While working at a startup, I started to approach my work in a different way. I kept an eye out for ways I could improve my team’s process through automation. I would often propose feature work outside of the requests my team was getting, so that I could build out improvements that would automate our workflow. I noticed patterns in the repetition of the requests we were receiving and thought about how we could move away from a more manual process to an automated one. And through automation, I was able to cut down the number of requests my team had to handle manually from about 20+ a day to about 2 or 3 a week (sometimes we wouldn’t get any requests at all). This allowed my team to shift our focus to other products and merge with a different team within the company.

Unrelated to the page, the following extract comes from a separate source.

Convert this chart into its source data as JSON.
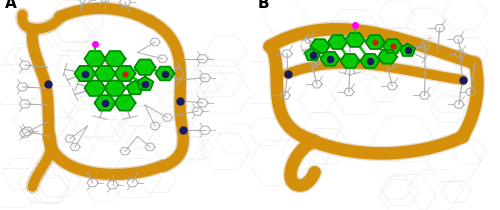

Aside from automation, I also looked for ways to help my fellow engineers. If I noticed that any of less experienced engineers were struggling with a language or process, I’d either look into a tool that could automate the process, or sometimes I’d create documentation to serve as a cheatsheet. When I was working on a team of primarily frontend engineers, and a couple of the less experienced engineers were overwhelmed by the command line or working with Ruby, I compiled a list of handy commands to make their lives easier. And whenever I ran into any issues with local development, I’d share any solutions I found with the team to ensure no one else would run into the same blockers. I also made myself available for pairing to help out other team members whenever they were blocked. And by finding solutions to bottlenecks in our processes via automation or tooling, as well as mentoring others, I got promoted to Senior Software Engineer.